1. Dans la lecture du traducteur, Giuliano Ladolfi
Nous présentons un deuxième recueil de Sonia Elvireanu avec la même émotion que nous avons
ressentie en traduisant le premier intitulé Le chant de la mer à
l'ombre du héron cendré, « de véritables petites idylles
d'une facture exquise, presque des traits chromatiques d'un peintre
impressionniste, des fragments poétiques comparables à ceux récupérés
chez les grands poètes classiques », recomposés dans une unité
secrète par la beauté, « une caractéristique humaine qui a créé
les arts, la poésie, la courtoisie et toutes les qualités qui qualifient
notre race ».
Dans cette publication, la contemplation de la nature se
nourrit d'une réflexion profonde selon deux modalités différentes :
poétique et existentielle. Le titre Ensoleillements au cœur du
silence nous guide dans notre lecture : le premier terme réitère
la vocation du poète à procéder par « illuminations », moments de
grâce où la vision poétique s'arrête sur le papier, sans obligation de
trouver entre eux des connexions, des conséquences, des cohérences, des
développements.
Mais c'est la vie, qui se déroule de façon désordonnée et
contradictoire ; c'est notre façon de nous rapporter à la réalité, une
façon qui est toujours exposée à une quantité de mouvements intérieurs
dans lesquels le présent, le passé et le futur s'unissent et discordent,
dans lesquels les souvenirs et les espoirs revivent dans la dimension
consciente et inconsciente et créent ce magma qu'aucun type d'analyse ne
parvient à rationaliser complètement.
C'est pourquoi un texte comme celui-ci se laisse ouvert à
d'autres interprétations, et les considérations présentées ici n'ont pour
but que de stimuler différents types de lectures dans un travail
d'interprétation infini, comme il sied aux textes de valeur.

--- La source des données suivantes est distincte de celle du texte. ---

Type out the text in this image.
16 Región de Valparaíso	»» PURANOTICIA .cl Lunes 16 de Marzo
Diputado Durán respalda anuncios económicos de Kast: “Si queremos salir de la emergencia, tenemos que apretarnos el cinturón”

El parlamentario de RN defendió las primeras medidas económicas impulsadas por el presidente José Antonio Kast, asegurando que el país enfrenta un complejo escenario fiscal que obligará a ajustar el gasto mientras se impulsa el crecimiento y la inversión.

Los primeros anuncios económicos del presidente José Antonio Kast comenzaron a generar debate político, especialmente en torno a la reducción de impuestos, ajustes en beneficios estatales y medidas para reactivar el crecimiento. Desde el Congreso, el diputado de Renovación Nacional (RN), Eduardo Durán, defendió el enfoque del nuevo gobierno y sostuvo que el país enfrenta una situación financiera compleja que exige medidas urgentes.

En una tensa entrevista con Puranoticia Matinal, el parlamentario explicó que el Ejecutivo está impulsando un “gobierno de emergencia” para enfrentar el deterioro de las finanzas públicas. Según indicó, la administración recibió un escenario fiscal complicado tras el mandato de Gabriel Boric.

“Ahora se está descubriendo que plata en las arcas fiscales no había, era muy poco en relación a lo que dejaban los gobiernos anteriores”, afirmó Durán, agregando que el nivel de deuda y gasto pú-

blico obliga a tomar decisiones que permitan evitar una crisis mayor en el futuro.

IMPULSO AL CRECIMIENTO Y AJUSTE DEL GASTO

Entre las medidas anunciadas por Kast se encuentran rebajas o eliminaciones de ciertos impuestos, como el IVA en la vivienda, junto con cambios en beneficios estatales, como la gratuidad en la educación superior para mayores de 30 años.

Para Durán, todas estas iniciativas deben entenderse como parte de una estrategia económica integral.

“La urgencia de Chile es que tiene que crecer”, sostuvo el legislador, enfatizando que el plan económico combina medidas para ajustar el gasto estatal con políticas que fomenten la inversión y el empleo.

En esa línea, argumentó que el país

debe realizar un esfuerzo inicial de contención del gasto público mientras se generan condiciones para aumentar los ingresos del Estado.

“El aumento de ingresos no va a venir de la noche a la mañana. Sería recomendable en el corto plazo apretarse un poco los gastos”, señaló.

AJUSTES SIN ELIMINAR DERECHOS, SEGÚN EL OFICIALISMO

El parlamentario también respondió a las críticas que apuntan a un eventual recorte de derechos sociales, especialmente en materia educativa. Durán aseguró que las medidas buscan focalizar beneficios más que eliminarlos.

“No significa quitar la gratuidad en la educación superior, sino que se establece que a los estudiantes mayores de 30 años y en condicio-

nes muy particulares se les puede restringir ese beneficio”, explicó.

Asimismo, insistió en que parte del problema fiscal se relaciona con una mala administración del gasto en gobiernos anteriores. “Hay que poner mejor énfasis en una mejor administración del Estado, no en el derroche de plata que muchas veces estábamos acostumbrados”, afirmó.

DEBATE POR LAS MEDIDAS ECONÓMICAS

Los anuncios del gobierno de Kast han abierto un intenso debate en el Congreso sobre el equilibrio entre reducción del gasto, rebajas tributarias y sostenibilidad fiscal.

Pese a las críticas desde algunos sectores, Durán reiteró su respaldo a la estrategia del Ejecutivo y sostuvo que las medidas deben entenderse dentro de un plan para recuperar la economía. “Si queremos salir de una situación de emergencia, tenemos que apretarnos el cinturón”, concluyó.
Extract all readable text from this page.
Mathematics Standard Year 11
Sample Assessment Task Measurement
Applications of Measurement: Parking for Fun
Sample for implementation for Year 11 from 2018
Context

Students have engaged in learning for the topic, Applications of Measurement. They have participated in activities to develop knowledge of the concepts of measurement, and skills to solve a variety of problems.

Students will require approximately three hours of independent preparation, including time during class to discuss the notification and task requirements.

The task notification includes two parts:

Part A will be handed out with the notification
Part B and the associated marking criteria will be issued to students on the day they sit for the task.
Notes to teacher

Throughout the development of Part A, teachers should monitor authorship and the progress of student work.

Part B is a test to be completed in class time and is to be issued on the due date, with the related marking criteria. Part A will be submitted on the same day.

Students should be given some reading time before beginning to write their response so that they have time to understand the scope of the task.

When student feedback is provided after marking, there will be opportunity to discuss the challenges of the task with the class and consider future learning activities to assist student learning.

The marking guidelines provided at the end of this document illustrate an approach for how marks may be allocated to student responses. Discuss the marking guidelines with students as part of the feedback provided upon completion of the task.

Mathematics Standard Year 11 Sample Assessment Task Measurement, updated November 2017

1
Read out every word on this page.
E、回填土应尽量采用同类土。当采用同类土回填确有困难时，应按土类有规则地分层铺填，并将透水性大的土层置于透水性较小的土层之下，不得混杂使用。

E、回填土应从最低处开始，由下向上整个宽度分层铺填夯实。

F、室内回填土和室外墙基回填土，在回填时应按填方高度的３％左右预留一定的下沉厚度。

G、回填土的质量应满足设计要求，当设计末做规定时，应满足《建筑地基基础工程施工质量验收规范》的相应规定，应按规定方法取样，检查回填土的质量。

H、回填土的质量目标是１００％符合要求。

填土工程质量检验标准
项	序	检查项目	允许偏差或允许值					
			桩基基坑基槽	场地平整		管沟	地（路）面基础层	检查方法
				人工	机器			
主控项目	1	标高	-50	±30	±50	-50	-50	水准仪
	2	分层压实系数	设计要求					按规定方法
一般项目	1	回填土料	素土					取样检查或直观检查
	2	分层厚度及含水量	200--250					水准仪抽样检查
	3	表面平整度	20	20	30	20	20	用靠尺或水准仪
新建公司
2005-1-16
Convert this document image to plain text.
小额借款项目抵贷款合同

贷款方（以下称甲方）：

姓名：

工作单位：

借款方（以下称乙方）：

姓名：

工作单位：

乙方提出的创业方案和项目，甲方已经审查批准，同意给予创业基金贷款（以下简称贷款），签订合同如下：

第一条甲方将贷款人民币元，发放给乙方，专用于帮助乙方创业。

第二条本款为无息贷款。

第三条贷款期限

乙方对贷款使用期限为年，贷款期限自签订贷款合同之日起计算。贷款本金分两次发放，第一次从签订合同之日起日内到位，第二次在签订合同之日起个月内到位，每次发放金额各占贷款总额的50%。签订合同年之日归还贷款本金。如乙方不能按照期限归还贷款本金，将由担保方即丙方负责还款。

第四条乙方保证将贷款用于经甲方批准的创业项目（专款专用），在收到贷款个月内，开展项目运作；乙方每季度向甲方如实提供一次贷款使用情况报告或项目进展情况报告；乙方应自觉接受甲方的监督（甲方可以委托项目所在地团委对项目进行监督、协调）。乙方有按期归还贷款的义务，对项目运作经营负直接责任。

Quels sont les principaux éléments capturés dans cette
collection ?
Tout d'abord, j'y ai trouvé le concept de
« floraison » (« je trouve un sens dans le naturel, /
le fleurissement »). Il existe de nombreux passages dans
lesquels l'auteur identifie cette caractéristique aussi bien au moment du
passage du bourgeon à la fleur qu'au moment où le processus s'achève et
habille un paysage de joie (Crépuscule fleuri), devenant également
une métaphore de l'écoulement du temps (« la voie royale/ pour
fleurir le temps renversé »), de la vie et de l'espoir (« il
attend sa floraison au ciel ») et impliquant la vue, le parfum
et le toucher dans la représentation.
Le miracle, c'est « la plaine longtemps fleurie ».
La mort et la désolation sont indiquées par l'absence de floraison
(« ses fleurs n’irisent plus le jardin »). La poésie
elle-même est une floraison de mots, selon l'adage latin « poesis ut flos »
(L’épanouissement du mot).
Liés au terme précédent, on trouve « aube » et
« matin », des mots qui témoignent du retour de la lumière,
emblèmes d'ouverture à l'existence, de joie et d'émerveillement. Nous y
trouvons la célébration de la nature et de sa relation avec l'être humain
dans une dimension de mystère. En témoigne également la figure rhétorique
de la synesthésie (« silence vert », « chant
bleu »), qui unit des sensations provenant de différents sens.
Le terme dérive du grec sun-aásqßnomai,
qui signifie littéralement « percevoir
ensemble », « éprouver la même perception » :
l'individu et le réel vivent une condition d'« interpénétration » au point de partager une
partie de chacune des deux composantes.
Les arbres, les oiseaux, la mer, le ciel, le jour et la nuit
sont liés dans le même « volume », pour reprendre une
expression de Dante. Le poète est particulièrement sensible aux couleurs
: bleu, vert, émeraude, corail, etc. contribuent à enrichir le patrimoine
des sensations.
Ce résultat, cependant, n'est pas offert directement, mais
est le résultat d’un chemin semé d'embûches. Et cet élément est indiqué
par la deuxième partie du titre : « silence ». Le mot se
manifeste dans la recueil sous une double perception : celui de
l'immobilité, de la paix (« enchantent le silence dans les flots
du vent »), de l'enchantement, de la réflexion, de la découverte,
du retour en soi-même (in interiore homine habitat veritas,
avertit saint Augustin), de l'écoute (« écouter le silence en moi »),
mais aussi d'une limite (d'où la nécessité de faire parler le silence)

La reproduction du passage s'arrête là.